This is the philosophy behind Communique. Everything is content. Templates are content, user data are content, user ACLs are content and — of course — content is content. Interstingly the compiled JSPs are also content, so you can remove them easily with the installation of a single package and force the JVM to recompile them again.
If all these elements can be handled the same way, you can use a single mechanism to install, update and also remove these elements. The CQ package tool is a great thing to deploy new template code (java code) plus the additional ESP files and the other static image snippets. You can access parts of the system which are not reachable by the authoring GUI. But behind the scenes it looks quite different:
- Content (the things you have Communique for) is versioned and can be added and removed online.

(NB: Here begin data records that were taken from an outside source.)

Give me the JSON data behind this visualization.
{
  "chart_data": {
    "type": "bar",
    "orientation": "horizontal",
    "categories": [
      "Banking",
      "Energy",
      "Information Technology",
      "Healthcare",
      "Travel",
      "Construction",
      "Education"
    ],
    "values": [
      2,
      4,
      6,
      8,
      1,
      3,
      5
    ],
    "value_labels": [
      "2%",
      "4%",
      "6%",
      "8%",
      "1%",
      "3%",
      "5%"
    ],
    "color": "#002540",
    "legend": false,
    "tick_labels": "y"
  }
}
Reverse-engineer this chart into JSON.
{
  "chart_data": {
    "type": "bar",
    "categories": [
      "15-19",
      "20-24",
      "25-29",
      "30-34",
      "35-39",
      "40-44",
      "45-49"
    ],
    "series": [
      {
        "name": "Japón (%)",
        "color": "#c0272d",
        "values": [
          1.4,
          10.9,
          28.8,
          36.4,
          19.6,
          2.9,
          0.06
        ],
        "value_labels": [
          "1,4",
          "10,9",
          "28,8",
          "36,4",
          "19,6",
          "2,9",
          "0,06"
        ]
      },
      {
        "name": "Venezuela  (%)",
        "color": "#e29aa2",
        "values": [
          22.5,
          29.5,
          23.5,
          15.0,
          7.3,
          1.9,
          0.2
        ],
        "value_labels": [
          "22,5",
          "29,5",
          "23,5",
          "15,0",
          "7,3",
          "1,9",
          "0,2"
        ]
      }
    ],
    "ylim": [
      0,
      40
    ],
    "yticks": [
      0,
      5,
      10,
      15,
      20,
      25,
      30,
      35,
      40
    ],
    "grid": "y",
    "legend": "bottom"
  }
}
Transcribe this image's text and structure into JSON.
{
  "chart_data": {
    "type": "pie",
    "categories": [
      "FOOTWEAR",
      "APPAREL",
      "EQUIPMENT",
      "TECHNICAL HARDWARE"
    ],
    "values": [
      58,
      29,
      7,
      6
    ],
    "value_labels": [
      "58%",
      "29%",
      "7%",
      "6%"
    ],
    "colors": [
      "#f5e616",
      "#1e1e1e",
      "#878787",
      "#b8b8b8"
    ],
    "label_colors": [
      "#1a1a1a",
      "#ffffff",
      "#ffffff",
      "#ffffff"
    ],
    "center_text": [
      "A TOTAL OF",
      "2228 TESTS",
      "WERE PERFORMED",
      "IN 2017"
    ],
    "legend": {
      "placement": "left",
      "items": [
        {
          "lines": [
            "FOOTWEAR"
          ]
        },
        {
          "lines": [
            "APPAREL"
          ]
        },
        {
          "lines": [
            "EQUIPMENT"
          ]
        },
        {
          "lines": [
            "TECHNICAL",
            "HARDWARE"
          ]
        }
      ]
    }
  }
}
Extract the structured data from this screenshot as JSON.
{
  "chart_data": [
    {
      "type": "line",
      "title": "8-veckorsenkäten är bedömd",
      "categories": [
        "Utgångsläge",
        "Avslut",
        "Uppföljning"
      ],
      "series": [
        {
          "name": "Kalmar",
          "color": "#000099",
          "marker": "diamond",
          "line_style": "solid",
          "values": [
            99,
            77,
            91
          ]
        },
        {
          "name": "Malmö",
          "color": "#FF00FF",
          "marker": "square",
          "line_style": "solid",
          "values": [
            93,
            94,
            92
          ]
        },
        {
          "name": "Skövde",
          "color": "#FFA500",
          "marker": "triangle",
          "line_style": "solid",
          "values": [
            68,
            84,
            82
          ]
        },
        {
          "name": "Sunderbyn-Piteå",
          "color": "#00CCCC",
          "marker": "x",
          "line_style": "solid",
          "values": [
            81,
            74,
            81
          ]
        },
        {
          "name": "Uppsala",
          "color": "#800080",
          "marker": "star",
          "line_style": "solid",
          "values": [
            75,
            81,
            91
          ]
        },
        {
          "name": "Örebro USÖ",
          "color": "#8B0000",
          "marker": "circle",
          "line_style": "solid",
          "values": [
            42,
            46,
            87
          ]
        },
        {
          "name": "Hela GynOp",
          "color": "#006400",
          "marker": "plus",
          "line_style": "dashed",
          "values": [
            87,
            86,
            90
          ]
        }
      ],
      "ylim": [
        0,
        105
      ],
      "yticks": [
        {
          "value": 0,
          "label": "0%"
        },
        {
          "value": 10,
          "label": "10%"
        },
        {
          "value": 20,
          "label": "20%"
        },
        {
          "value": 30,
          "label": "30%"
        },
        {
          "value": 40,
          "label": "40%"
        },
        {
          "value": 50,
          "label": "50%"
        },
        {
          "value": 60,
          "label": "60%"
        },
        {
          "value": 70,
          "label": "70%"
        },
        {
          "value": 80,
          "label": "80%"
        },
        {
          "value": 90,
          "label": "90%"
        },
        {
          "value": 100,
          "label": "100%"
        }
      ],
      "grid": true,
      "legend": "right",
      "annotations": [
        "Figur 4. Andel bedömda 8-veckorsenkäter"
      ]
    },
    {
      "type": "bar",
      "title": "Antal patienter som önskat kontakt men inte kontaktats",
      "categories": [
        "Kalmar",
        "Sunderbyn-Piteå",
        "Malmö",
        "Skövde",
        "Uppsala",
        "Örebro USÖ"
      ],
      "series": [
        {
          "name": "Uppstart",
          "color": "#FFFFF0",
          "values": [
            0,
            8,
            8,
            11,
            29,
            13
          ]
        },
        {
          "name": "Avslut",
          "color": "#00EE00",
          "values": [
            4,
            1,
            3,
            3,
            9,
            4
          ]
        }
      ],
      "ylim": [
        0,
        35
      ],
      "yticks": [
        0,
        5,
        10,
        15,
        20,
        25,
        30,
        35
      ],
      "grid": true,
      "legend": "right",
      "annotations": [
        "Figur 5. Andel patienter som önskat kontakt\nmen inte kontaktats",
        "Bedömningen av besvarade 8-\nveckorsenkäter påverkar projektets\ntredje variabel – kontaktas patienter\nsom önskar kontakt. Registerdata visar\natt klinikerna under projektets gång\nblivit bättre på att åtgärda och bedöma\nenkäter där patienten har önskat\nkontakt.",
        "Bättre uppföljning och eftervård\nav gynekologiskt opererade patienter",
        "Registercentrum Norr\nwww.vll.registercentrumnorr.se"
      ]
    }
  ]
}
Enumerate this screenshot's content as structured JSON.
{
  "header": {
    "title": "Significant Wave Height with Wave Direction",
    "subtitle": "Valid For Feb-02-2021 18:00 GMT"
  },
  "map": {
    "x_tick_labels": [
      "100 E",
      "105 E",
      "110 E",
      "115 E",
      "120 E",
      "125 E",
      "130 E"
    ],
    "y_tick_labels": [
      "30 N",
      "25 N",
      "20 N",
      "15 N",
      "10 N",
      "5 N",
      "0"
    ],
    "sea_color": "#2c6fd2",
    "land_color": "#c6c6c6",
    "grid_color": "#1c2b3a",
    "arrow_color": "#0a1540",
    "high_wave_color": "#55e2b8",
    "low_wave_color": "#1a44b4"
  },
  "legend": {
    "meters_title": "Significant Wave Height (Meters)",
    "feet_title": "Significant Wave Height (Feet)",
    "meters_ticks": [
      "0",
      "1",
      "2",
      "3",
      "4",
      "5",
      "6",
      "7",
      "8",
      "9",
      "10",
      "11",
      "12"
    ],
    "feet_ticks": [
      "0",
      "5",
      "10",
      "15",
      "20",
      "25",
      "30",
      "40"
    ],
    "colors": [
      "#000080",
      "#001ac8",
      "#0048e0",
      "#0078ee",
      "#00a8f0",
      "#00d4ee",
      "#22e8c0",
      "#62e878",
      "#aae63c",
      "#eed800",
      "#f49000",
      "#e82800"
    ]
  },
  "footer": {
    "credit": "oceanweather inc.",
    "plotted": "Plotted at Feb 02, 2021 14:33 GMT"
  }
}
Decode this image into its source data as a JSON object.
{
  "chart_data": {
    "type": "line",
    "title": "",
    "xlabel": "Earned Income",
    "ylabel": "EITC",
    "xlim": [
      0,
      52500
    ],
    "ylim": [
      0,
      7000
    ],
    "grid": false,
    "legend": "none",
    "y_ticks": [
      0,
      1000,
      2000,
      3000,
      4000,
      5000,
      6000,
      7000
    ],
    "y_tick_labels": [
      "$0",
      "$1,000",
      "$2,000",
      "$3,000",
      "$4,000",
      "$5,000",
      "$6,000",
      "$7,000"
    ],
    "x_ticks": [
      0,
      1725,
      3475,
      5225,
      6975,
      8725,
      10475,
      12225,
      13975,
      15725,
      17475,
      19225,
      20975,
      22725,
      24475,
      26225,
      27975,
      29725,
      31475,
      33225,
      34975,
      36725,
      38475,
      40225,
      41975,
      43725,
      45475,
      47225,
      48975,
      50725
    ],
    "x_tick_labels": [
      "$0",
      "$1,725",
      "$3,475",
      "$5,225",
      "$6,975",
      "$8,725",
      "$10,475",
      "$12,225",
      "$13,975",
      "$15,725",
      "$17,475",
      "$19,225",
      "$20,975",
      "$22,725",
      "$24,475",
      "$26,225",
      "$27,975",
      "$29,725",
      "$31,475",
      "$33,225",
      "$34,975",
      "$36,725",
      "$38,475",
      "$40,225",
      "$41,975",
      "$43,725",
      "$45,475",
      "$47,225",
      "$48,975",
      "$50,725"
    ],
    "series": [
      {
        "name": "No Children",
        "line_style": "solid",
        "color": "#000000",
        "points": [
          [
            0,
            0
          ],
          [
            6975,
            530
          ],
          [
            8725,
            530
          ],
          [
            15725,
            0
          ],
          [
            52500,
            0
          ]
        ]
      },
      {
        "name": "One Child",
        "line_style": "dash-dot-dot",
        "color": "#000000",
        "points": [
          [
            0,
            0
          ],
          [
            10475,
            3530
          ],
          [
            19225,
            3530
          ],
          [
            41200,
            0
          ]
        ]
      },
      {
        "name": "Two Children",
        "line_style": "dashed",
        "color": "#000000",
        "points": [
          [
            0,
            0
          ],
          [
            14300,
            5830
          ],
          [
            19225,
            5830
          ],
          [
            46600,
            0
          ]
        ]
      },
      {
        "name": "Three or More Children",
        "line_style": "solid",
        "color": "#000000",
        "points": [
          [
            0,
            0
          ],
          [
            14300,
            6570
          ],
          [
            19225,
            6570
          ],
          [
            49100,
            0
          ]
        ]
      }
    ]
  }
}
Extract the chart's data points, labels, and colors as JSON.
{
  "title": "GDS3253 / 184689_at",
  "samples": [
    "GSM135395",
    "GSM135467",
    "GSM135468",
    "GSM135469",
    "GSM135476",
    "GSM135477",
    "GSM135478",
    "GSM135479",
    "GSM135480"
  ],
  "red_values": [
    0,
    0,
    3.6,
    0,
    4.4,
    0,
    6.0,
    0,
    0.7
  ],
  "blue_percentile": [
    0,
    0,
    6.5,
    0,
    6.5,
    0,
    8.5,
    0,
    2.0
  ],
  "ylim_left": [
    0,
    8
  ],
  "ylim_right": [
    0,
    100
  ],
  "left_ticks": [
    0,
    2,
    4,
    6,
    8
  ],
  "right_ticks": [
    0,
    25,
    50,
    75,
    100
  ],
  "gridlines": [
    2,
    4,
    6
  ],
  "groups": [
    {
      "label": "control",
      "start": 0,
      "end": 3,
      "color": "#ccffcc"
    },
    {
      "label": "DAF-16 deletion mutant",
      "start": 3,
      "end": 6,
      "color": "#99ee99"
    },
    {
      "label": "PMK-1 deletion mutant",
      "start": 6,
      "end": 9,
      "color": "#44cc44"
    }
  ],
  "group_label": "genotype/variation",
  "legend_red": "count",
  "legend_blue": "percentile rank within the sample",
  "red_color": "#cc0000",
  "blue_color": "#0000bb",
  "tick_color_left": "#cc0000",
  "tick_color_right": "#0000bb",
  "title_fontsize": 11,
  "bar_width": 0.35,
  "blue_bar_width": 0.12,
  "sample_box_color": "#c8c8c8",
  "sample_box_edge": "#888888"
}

- Code isn’t versioned. If the installation of a package were an atomic operation, one could easily switch between different template version. Going back to an older template version would be quite easy, just undo the template installation and restore the version which is live then. Sadly not possible, one solves this be cleaning all template places and re-installing the older template version.
- Day hotfixes and services: a weird construct. Because you cannot exchange them at runtime, these are extrated into a directory system/bin.new; when restarting the content of system/bin is zipped into a file system/bin.$TIMESTAMP.zip and then the content of system/bin.new is copied over to system/bin. A stable mechanism (updates are performed before the CQ core and the services actually start), but it’s really hard to undo hotfixes. No GUI anymore; you need to find the right zip files and manually unzip it to system/bin.
Oh, another thing: older versions of a handle are not content. No possibility to create a package of handles including its history (aka the versions). Only the most recent versions are included.